Chinese tourists are rapidly deserting Hong Kong, leaving retailers who built businesses around once insatiable demand from mainland neighbors with emptier stores and squeezing the whole city’s visitor-dependent economy. With cross-border tensions exacerbated by pro-democracy Hong Kong protests, tour groups visiting Hong Kong from China plunged about 80 per cent in early March. The net effect is a tourism slowdown that leaves a gaping hole in an economy where Chinese visitors - 47 million last year, about 40 per cent of them from areas beyond border zones - account for about a third of retail spending.

The old shops are squeezed and replaced by chain stores…and other popular shops for them (mainland buyers).

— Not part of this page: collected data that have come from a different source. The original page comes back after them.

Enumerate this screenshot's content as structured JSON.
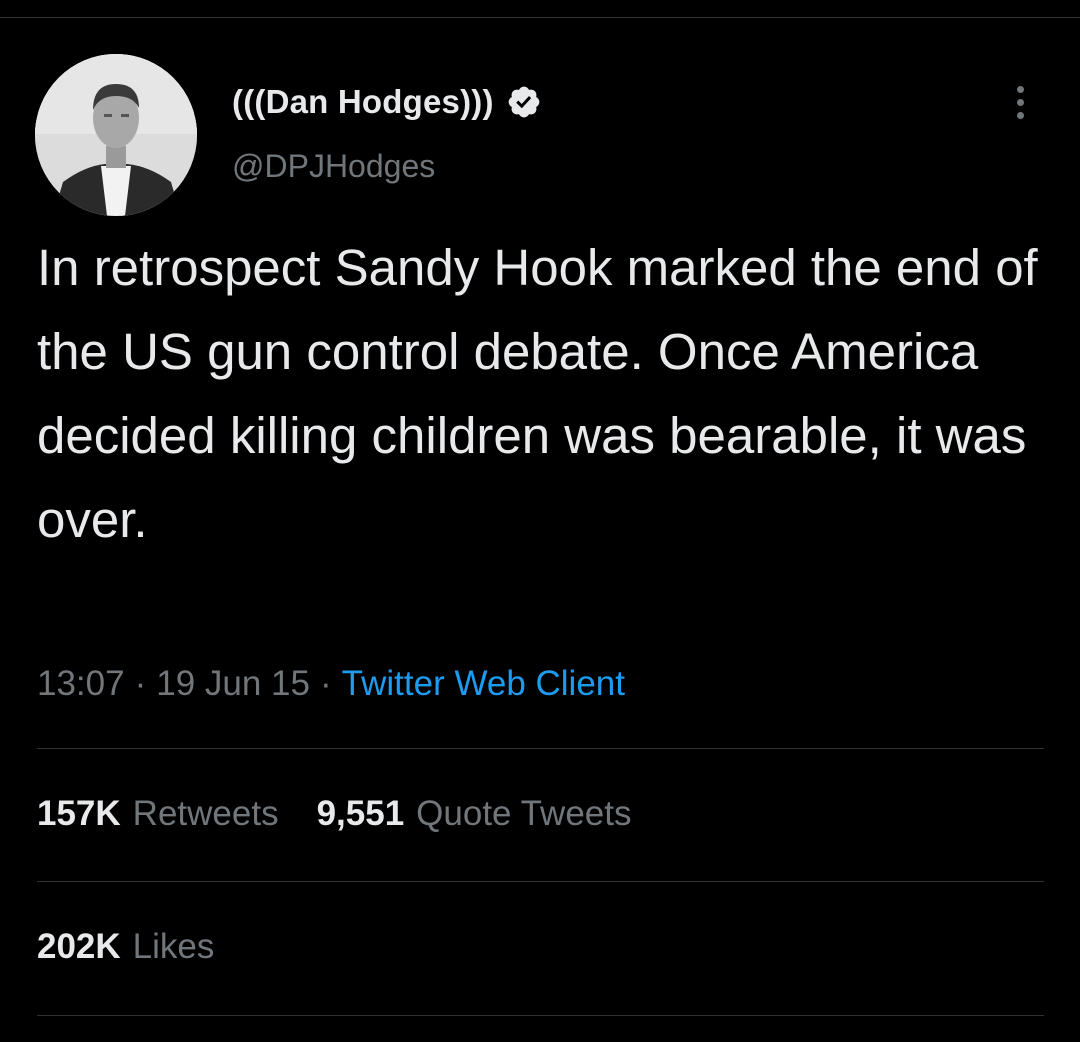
{
  "tweet": {
    "author": {
      "display_name": "(((Dan Hodges)))",
      "handle": "@DPJHodges",
      "verified": true
    },
    "text": "In retrospect Sandy Hook marked the end of the US gun control debate. Once America decided killing children was bearable, it was over.",
    "meta": {
      "time": "13:07",
      "date": "19 Jun 15",
      "client": "Twitter Web Client",
      "separator": "·"
    },
    "stats": {
      "retweets_count": "157K",
      "retweets_label": "Retweets",
      "quotes_count": "9,551",
      "quotes_label": "Quote Tweets",
      "likes_count": "202K",
      "likes_label": "Likes"
    }
  },
  "icons": {
    "verified": "verified-badge-icon",
    "more": "more-vertical-icon"
  },
  "colors": {
    "background": "#000000",
    "text_primary": "#e7e9ea",
    "text_secondary": "#71767b",
    "link": "#1d9bf0",
    "divider": "#2f3336"
  }
}
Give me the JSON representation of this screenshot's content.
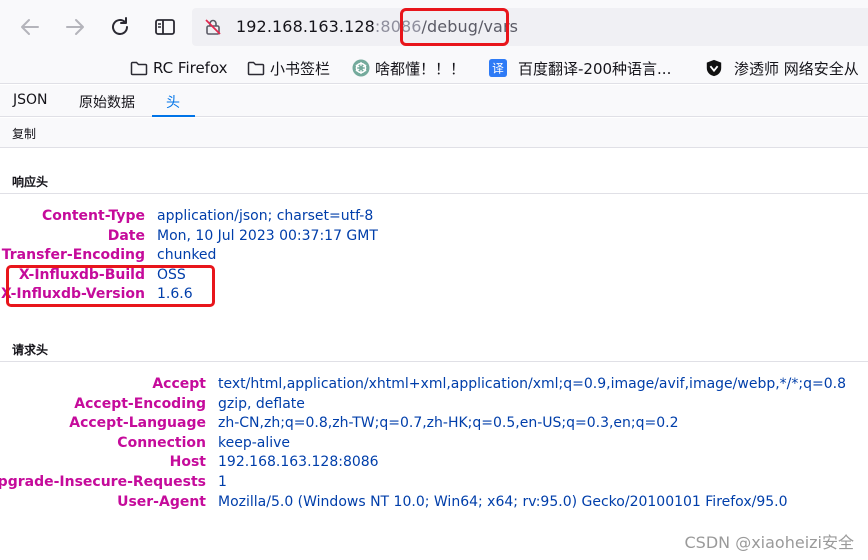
{
  "browser": {
    "url_host": "192.168.163.128",
    "url_port": ":8086",
    "url_path": "/debug/vars",
    "bookmarks": [
      {
        "label": "RC Firefox",
        "icon": "folder-icon"
      },
      {
        "label": "小书签栏",
        "icon": "folder-icon"
      },
      {
        "label": "啥都懂！！！",
        "icon": "openai-icon"
      },
      {
        "label": "百度翻译-200种语言...",
        "icon": "baidu-translate-icon"
      },
      {
        "label": "渗透师 网络安全从",
        "icon": "shield-icon"
      }
    ]
  },
  "viewer": {
    "tabs": [
      {
        "label": "JSON"
      },
      {
        "label": "原始数据"
      },
      {
        "label": "头"
      }
    ],
    "active_tab": "头",
    "copy_label": "复制",
    "response_section": {
      "title": "响应头",
      "headers": [
        {
          "name": "Content-Type",
          "value": "application/json; charset=utf-8"
        },
        {
          "name": "Date",
          "value": "Mon, 10 Jul 2023 00:37:17 GMT"
        },
        {
          "name": "Transfer-Encoding",
          "value": "chunked"
        },
        {
          "name": "X-Influxdb-Build",
          "value": "OSS"
        },
        {
          "name": "X-Influxdb-Version",
          "value": "1.6.6"
        }
      ]
    },
    "request_section": {
      "title": "请求头",
      "headers": [
        {
          "name": "Accept",
          "value": "text/html,application/xhtml+xml,application/xml;q=0.9,image/avif,image/webp,*/*;q=0.8"
        },
        {
          "name": "Accept-Encoding",
          "value": "gzip, deflate"
        },
        {
          "name": "Accept-Language",
          "value": "zh-CN,zh;q=0.8,zh-TW;q=0.7,zh-HK;q=0.5,en-US;q=0.3,en;q=0.2"
        },
        {
          "name": "Connection",
          "value": "keep-alive"
        },
        {
          "name": "Host",
          "value": "192.168.163.128:8086"
        },
        {
          "name": "Upgrade-Insecure-Requests",
          "value": "1"
        },
        {
          "name": "User-Agent",
          "value": "Mozilla/5.0 (Windows NT 10.0; Win64; x64; rv:95.0) Gecko/20100101 Firefox/95.0"
        }
      ]
    }
  },
  "watermark": "CSDN @xiaoheizi安全",
  "colors": {
    "highlight_red": "#e8151b",
    "header_name": "#c50b9b",
    "header_value": "#003eaa",
    "active_tab": "#0074e8"
  }
}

Yu, a 22-year-old Hong Kong shopper

Chinese travelers with cash to burn are honing in on places like South Korea and Japan. Like Japan, South Korea is a big beneficiary thanks to its currency weakening even as the strength of the U.S. dollar eroded competitiveness in Hong Kong - its currency is pegged to the greenback. More than 6 million mainland Chinese visited South Korea last year, up 42 per cent from 2013, spurred by an easing of visa rules. In Hong Kong, observers are bracing for a chill settling over the city’s stores for some time.